Las palabras del ángel Gabriel: Nada es imposible para Dios, adquirieron entonces su plena revelación. En el momento de recibirlas, durante la anunciación, ella realizó aquel acto de fe inaudito: Dios es capaz de hacer nacer a Jesús de su carne virgen, como lo había sido de hacer nacer a Juan Bautista de una mujer estéril. Hoy veía ella su plena realización en la resurrección de Jesús. El Espíritu es la omnipotencia de Dios, para el que nada hay imposible.

Entonces la súplica de María se multiplicó. Ya en el tiempo de la anunciación suplicaba ella, pues todo es posible a Dios; pero, después de pascua, el mismo Espíritu Santo se adueñó de su súplica y le confirió una intensidad y una fuerza capaces de derribar montañas. En estricto rigor, fue la súplica del Espíritu Santo en ella. Por eso nuestra oración a María debe tener siempre como mira última la súplica, puesto que la Virgen es la omnipotencia suplicante.
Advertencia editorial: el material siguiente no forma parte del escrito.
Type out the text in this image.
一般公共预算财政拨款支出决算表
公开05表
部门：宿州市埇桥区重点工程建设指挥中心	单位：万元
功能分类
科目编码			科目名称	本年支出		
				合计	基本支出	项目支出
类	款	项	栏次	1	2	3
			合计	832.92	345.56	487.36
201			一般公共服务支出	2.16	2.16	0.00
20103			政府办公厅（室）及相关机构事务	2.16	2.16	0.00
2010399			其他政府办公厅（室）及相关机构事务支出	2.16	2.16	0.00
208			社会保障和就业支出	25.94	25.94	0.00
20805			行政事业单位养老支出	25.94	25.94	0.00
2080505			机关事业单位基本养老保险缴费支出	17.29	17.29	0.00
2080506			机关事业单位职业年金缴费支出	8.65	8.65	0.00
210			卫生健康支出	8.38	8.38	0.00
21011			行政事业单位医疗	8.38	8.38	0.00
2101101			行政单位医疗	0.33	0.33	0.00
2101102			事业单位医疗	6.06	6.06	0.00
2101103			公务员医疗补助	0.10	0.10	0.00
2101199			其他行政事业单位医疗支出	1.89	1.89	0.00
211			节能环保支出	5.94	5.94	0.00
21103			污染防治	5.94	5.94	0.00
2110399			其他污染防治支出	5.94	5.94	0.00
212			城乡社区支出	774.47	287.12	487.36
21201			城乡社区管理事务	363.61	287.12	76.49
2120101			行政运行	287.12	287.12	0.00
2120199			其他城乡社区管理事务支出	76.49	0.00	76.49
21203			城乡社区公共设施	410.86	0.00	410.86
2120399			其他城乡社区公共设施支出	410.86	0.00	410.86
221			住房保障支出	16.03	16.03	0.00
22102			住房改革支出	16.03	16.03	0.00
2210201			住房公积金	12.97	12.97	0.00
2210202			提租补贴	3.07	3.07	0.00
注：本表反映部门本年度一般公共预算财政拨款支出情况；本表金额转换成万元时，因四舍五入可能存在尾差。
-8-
Así pues, María recogió en su oración todos los acontecimientos de la vida de Jesús tal como los encontramos cuando rezamos el rosario. No hay duda de que también reconsideró otros acontecimientos; pero lo esencial es que Jesús creció en su corazón por la fe, lo mismo que Lucas afirma que él crecía en sabiduría, en estatura y en gracia delante de Dios y de los hombres. A Teresa del Niño Jesús le complacía particularmente contemplar el misterio de la anunciación, porque en aquel momento Jesús había sido lo más pequeño en el seno de María.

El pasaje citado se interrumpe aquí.